The summer of 1984 was the summer of Springsteen, Ghostbusters, and Madonna, but more than anything that summer’s soundtrack was Purple Rain. You couldn’t escape Prince, the songs, or the movie, and I was one of the millions who fell under its spell. I was a teenager working as a camp counselor that summer, and it was the beginning of a lifelong obsession with the Purple One: his racial and sexual ambiguity, his warring themes of sexuality and spirituality, and most of all the rockin’ funky brilliance of his music. "Let’s Go Crazy," "Darling Nikki," and most of all "When Doves Cry" were all unlike anything I’d ever heard before — transgressive, titillating, just plain buck wild — and that was before I discovered the unparalleled brilliance of "Computer Blue" and "The Beautiful Ones." And the album version of "Purple Rain" will always be my personal anthem — romantic, bombastic, silly, profound, beautiful, but in the end, perfect.

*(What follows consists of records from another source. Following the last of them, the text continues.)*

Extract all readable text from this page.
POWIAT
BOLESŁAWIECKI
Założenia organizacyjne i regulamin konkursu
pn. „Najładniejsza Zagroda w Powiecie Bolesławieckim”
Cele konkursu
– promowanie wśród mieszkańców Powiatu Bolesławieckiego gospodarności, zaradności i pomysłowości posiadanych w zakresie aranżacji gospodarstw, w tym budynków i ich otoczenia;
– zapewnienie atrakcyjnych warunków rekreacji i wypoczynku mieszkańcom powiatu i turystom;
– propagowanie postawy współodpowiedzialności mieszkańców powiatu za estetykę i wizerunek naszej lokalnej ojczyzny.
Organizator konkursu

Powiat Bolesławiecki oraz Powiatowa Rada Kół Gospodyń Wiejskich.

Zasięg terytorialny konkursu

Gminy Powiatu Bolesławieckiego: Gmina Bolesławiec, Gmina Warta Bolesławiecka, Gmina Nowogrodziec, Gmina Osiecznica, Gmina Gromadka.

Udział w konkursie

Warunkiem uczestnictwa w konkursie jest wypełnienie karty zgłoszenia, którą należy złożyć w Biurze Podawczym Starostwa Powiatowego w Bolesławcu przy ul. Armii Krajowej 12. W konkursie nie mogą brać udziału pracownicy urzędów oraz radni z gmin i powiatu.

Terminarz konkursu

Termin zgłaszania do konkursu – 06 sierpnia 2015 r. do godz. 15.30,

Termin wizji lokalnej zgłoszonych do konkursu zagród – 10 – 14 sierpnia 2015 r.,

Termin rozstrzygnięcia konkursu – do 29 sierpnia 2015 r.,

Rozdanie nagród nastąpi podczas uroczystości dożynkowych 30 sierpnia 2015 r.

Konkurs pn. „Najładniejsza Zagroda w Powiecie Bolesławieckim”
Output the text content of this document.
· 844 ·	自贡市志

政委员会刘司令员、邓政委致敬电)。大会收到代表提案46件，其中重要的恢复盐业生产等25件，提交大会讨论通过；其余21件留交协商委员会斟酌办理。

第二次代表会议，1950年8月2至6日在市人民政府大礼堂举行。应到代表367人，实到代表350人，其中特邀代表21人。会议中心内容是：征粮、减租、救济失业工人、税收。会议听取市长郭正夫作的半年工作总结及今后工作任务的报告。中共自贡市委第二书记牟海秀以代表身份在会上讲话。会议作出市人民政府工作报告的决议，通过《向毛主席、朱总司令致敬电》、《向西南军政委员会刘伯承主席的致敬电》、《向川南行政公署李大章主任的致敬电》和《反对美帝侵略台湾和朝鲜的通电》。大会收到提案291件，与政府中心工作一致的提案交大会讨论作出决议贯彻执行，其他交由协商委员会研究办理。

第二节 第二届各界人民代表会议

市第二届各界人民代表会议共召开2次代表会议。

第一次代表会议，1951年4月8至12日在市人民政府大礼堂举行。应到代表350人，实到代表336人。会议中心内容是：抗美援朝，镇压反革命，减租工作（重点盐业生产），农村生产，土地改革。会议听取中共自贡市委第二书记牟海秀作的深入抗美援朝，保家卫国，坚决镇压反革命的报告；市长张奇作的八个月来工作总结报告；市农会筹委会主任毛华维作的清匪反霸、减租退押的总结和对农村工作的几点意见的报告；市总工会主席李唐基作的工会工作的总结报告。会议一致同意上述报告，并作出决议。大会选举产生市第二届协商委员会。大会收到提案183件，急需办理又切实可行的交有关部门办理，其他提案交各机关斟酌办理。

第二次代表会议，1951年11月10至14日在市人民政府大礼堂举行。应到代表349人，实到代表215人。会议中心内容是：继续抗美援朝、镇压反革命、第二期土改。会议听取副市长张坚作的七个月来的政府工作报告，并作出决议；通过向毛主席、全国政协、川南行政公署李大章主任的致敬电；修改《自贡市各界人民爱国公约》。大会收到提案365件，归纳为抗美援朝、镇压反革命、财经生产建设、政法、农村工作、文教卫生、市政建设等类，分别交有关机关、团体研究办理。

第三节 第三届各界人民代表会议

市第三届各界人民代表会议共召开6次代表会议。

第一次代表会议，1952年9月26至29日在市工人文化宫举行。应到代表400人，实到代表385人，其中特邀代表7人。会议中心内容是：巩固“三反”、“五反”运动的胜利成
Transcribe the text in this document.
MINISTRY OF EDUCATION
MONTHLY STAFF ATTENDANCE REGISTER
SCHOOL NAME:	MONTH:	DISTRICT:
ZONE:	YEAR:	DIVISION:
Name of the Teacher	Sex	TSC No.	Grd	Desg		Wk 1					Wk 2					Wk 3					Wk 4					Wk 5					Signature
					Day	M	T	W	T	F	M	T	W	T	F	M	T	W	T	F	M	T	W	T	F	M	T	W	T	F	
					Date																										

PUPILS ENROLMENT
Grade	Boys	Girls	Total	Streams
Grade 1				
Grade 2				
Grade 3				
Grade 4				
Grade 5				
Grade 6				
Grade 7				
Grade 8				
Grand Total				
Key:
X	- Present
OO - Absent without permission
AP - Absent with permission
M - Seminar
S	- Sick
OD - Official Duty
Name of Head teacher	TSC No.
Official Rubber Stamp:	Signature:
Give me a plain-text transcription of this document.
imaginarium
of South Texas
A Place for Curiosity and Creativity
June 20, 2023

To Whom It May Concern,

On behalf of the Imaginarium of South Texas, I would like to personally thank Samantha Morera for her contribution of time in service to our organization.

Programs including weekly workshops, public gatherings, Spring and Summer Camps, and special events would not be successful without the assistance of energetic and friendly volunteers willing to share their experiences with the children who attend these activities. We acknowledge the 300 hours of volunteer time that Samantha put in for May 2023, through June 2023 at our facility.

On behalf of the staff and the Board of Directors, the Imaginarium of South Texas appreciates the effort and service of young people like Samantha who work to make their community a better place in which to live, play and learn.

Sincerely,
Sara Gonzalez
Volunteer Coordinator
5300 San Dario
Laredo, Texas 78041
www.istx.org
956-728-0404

I had my first beer that summer, at a showing of the Purple Rain movie, thanks to Dean Haspiel, and I’ll always credit Prince and that album for profoundly loosening me up. Up to then, I had been a weirdly repressed and judgmental kid; something about the Purple Rain summer helped get that stick out of my ass. Probably a month hasn’t gone by since 1984 that I haven’t listened to Purple Rain; it’s cool to hear the songs out in the zeitgeist again amidst all the tributes.